Warum Krieg?
„Schmeckt er nicht?“
„Doch, Oma, ich habe einfach keinen Hunger.“ Die junge Frau stochert in einem Stück Schokoladentorte herum.
„Hast du Liebeskummer?“ Besorgt mustert die alte Dame ihre Enkelin.
Die junge Frau quetscht ein lang gezogenes „Nein“ durch die Lippen.
„Was ist los? Oder willst du nicht mit mir darüber reden?“
„Eigentlich nicht, du hast Florian von Anfang an nicht gemocht.“
„So kann man das nicht sagen. Er sieht gut aus und kann sehr charmant sein. Natürlich bin ich nicht begeistert, dass du dich ausgerechnet in einen
Bundeswehrsoldaten verliebt hast.“
„Er ist Sportsoldat. Florian ist Leistungssportler. Was ist so schlimm daran, dass die Bundeswehr ihn gefördert hat? Seine Eltern hätten das nicht
gekonnt.“
Die Großmutter schweigt, aber diese Erklärung stellt sie nicht zufrieden. Meike spürt es und sagt: „Nun gut. Du erfährst es ja doch. Florian hat sich
freiwillig für einen Auslandseinsatz gemeldet.“
„Das gibt gutes Geld.“
„Oma, du bist gemein.“
Sie beginnt zu weinen. Die Großmutter steht auf und legt eine Hand auf ihre Schulter.

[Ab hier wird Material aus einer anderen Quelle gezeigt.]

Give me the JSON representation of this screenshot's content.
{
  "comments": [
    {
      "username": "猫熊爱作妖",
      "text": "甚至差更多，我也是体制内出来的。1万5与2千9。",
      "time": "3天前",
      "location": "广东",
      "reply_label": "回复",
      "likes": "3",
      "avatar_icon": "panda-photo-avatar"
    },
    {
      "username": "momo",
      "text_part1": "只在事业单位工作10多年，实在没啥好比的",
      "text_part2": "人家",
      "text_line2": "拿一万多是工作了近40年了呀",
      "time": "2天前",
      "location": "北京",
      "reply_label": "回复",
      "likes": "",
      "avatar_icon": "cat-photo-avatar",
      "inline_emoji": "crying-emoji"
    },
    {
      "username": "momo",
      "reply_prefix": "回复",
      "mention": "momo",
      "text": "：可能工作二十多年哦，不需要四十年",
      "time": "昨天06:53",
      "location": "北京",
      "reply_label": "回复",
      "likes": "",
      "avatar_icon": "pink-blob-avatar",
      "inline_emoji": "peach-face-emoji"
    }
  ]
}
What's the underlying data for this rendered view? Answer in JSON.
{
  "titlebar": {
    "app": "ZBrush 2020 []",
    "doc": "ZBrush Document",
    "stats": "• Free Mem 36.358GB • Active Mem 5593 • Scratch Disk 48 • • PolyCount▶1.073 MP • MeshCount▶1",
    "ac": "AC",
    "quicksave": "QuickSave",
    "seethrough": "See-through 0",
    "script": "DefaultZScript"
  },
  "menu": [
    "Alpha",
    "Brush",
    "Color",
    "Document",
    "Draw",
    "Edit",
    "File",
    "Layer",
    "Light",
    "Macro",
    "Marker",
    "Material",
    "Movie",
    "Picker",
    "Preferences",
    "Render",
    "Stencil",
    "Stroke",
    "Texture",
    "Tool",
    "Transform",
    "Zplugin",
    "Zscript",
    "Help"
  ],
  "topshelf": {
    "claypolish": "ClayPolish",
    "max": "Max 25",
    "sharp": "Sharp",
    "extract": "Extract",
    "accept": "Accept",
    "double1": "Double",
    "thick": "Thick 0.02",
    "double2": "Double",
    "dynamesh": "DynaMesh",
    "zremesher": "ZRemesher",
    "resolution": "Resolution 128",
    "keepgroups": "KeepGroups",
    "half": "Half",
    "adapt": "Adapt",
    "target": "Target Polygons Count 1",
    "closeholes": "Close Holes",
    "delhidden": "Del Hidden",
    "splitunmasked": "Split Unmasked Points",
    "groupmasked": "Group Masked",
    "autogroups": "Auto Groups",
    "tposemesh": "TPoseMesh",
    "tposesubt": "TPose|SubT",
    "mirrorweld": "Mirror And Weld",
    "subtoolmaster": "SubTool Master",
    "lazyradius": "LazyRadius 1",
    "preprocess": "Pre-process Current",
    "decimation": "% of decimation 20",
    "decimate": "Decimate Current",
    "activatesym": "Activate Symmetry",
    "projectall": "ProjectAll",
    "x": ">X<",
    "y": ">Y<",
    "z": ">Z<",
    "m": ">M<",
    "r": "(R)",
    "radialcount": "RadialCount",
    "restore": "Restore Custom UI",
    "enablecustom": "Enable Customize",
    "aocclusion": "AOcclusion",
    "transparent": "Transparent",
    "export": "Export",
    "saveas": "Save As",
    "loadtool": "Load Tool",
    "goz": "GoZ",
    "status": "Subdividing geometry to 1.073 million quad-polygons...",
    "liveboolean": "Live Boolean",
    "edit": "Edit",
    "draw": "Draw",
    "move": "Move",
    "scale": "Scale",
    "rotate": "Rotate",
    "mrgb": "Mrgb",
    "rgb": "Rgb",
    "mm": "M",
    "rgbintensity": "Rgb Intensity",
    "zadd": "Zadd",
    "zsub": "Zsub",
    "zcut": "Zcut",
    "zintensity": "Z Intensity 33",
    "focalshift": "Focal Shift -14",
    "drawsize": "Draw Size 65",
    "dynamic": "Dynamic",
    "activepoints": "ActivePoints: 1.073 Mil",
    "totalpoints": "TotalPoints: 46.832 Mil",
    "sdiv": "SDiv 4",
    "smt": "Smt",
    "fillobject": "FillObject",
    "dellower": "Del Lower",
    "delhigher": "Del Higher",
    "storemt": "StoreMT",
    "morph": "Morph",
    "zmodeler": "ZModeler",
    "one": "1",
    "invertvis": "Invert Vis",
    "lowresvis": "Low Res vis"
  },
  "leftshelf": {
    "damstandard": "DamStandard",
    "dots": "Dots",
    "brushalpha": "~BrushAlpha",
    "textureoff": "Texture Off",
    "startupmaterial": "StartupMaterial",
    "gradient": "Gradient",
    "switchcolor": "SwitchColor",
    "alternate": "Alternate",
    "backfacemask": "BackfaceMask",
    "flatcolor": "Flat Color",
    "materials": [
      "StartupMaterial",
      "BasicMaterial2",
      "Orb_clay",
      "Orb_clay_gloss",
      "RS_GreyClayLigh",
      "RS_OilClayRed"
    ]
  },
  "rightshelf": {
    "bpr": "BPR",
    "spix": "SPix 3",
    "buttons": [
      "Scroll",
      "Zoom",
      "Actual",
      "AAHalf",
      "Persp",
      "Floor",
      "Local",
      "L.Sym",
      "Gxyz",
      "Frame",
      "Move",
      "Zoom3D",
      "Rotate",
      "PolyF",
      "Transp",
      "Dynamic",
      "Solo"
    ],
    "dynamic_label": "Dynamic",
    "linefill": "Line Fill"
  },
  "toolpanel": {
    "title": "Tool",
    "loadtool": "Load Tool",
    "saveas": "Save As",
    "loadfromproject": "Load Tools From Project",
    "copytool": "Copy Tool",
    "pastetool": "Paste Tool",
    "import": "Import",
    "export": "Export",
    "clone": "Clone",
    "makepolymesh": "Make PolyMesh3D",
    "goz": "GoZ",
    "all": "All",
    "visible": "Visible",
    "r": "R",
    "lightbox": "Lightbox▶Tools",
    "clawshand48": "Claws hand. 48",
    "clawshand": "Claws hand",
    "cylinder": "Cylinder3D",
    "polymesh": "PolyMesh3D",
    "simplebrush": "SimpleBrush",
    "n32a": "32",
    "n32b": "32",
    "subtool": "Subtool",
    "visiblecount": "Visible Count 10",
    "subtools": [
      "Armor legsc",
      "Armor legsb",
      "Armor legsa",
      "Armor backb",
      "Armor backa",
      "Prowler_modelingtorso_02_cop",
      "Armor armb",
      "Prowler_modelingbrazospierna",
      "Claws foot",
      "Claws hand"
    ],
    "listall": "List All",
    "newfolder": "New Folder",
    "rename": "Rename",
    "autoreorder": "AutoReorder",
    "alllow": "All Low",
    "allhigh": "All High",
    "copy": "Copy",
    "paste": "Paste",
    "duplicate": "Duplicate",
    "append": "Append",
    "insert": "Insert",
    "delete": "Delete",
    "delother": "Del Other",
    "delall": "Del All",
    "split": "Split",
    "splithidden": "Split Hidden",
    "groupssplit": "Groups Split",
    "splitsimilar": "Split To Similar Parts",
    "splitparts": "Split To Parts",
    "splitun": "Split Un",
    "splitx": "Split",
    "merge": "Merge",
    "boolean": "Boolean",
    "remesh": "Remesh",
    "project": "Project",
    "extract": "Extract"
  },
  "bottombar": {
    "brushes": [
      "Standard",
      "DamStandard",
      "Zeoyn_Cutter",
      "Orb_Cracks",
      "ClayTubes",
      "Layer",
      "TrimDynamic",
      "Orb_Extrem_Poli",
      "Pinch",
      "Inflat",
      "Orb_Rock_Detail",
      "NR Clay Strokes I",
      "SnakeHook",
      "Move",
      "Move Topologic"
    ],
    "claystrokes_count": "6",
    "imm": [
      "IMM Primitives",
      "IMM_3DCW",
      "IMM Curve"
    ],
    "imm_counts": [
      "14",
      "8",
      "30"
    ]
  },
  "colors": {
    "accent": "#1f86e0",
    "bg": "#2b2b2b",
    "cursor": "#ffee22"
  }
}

„Tut mir leid, ich wollte ihm nichts unterstellen.“
„Er will seine Kameraden nicht im Stich lassen“, schluchzt die Enkelin. „Ich habe Angst, dass ihm was passiert.“
„Die Militärstützpunkte sind stark gesichert und die Bundeswehrfahrzeuge gut gepanzert. Nur wenige Soldaten haben
Feindkontakt“, versucht die Großmutter zu trösten. Und, indem sie sich setzt, fügt sie leise, mehr für sich hinzu: „Sie schreiben Berichte, putzen Waffen, spielen Karten und langweilen
sich.“
„Florian meint auch, ein Auslandseinsatz sei weniger gefährlich als deutsche Autobahnen.“
Meike trocknet sich die Tränen und beginnt zu essen.
„Jedenfalls kamen in den bisherigen Kriegseinsätzen kaum Bundeswehrsoldaten ums Leben. Dafür umso mehr Zivilisten.“
„Es sind keine Kriegseinsätze, sondern Stabilisierungseinsätze. Sie dienen der Bekämpfung von Aufständischen, unterstützen Demokratiebewegungen und schützen die
Bevölkerung vor Islamisten.“
„Wie in Afghanistan?“
„Die Bundeswehr ist nach Afghanistan gegangen, um Aufbauarbeit zu leisten“, beharrt Meike. „Dass die Taliban daraus einen Krieg gemacht haben, ist nicht ihre
Schuld.“
„Entschuldige, Liebes, da bin ich ganz anderer Meinung. Ein Militäreinsatz ist kein Entwicklungshilfeprojekt. Mit Bezeichnungen wie Friedensmission und
Durchsetzung der Menschenrechte sollte die Bevölkerung positiv auf den Afghanistaneinsatz eingestimmt werden. Solche Begriffe erzeugen in uns ein Bild von Versöhnung und Helfen. Dass die
Bundeswehr nur Brunnen und Brücken baut, war von Anfang nichts anderes als eine geschickte Propaganda-kampagne.“
„Die längst korrigiert wurde.“
„Der erste Eindruck ist der entscheidende. Haben sich bestimmte Vorstellungen erst einmal in unseren Köpfen festgesetzt, lassen sie sich nur schwer korrigieren.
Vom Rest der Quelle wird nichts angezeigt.